The distortion obtained at Fo levels in the range of an adult male speaker is illustrated in Figure 2. In this figure, as well as in those presented below, the VFCA waveform is shown with an increase representing less vocal fold contact or a more open glottis, and is therefore referred to as the inverse VFCA waveform when describing waveform features. We have found that this
polarity facilitates comparison between vocal fold contact area and glottal air flow. The two VFCA waveforms superimposed in the figure were obtained by retriggering a storage oscilloscope during the same continuous vocalization, with the time constant in the AGC loop increased by a factor of 200 in the upper waveform. This increase in time constant was found to be more than enough to eliminate the distortion at fundamental frequencies as low as 50 Hz.

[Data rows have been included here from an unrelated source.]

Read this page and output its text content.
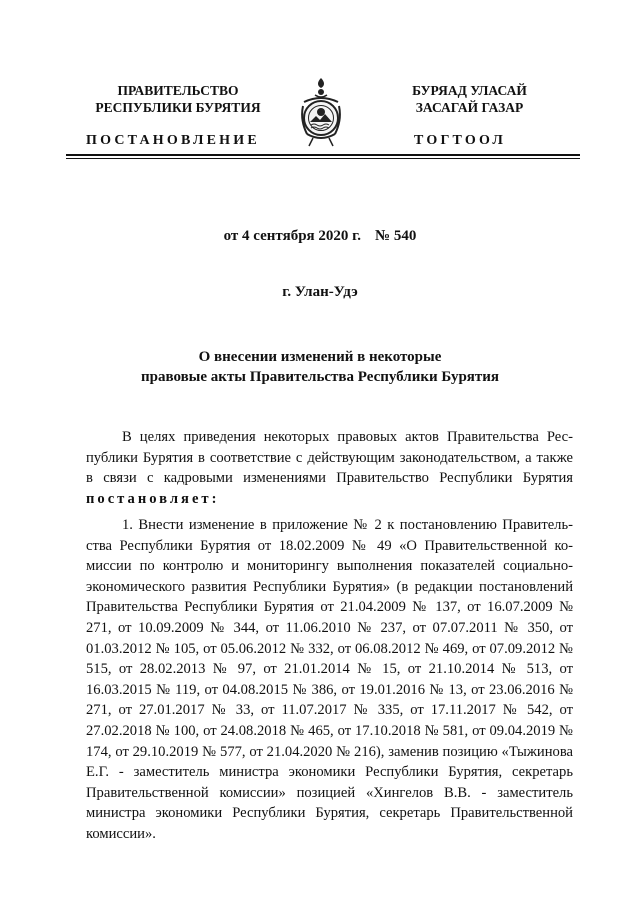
ПРАВИТЕЛЬСТВО
РЕСПУБЛИКИ БУРЯТИЯ
БУРЯАД УЛАСАЙ
ЗАСАГАЙ ГАЗАР
ПОСТАНОВЛЕНИЕ	ТОГТООЛ
от 4 сентября 2020 г. № 540
г. Улан-Удэ
О внесении изменений в некоторые
правовые акты Правительства Республики Бурятия

В целях приведения некоторых правовых актов Правительства Республики Бурятия в соответствие с действующим законодательством, а также в связи с кадровыми изменениями Правительство Республики Бурятия постановляет:

1. Внести изменение в приложение № 2 к постановлению Правительства Республики Бурятия от 18.02.2009 № 49 «О Правительственной комиссии по контролю и мониторингу выполнения показателей социально-экономического развития Республики Бурятия» (в редакции постановлений Правительства Республики Бурятия от 21.04.2009 № 137, от 16.07.2009 № 271, от 10.09.2009 № 344, от 11.06.2010 № 237, от 07.07.2011 № 350, от 01.03.2012 № 105, от 05.06.2012 № 332, от 06.08.2012 № 469, от 07.09.2012 № 515, от 28.02.2013 № 97, от 21.01.2014 № 15, от 21.10.2014 № 513, от 16.03.2015 № 119, от 04.08.2015 № 386, от 19.01.2016 № 13, от 23.06.2016 № 271, от 27.01.2017 № 33, от 11.07.2017 № 335, от 17.11.2017 № 542, от 27.02.2018 № 100, от 24.08.2018 № 465, от 17.10.2018 № 581, от 09.04.2019 № 174, от 29.10.2019 № 577, от 21.04.2020 № 216), заменив позицию «Тыжинова Е.Г. - заместитель министра экономики Республики Бурятия, секретарь Правительственной комиссии» позицией «Хингелов В.В. - заместитель министра экономики Республики Бурятия, секретарь Правительственной комиссии».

Because of the nonlinear action of the AGC circuit, the amount of distortion cannot be predicted directly from the time constant used for the AGC control signal; the distortion must be determined experimentally. With normal AGC, the distortion consisted primarily of the decrease that occurs during the long flat portion of waveform that corresponds to the open glottal phase.
The second feature of the Laryngograph unit that was partially bypassed was the high-pass rolloff (6 dB/octave) due to the coupling capacitor in the final amplifier. Though this roll-off further reduces drift and low-frequency noise, it causes the waveform distortion shown in Figure 3. The distortion was essentially removed in the upper trace by increasing the coupling time constant from 4 ms to 40 ms. It should be noted that with this speaker an adult male supplying a strong signal, it was possible to record the VFCA waveform during a single normal glottal cycle quite accurately by modifying the Laryngograph circuit. However, even for this subject the overall pattern in vocal fold contact during an abductory or adductory gesture, including the variation in the base line or zero level, could not be obtained nearly as accurately, since the two analyzer time constants described above would have to be increased to such a degree to accomplish this, that the low-frequency noise and drift would make the performance very erratic. Though not as significant as the low-frequency modification, the high frequency roll-off at 3.3 kHz that was built into the final amplifier in our unit was extended to 6 kHz by another
modification of the circuit.
Finally, 2 Hz and 20 Hz timing signals (pulse trains) were also included on the FM tape to be used in locating any desired segment by means of an electronic pre-set counter.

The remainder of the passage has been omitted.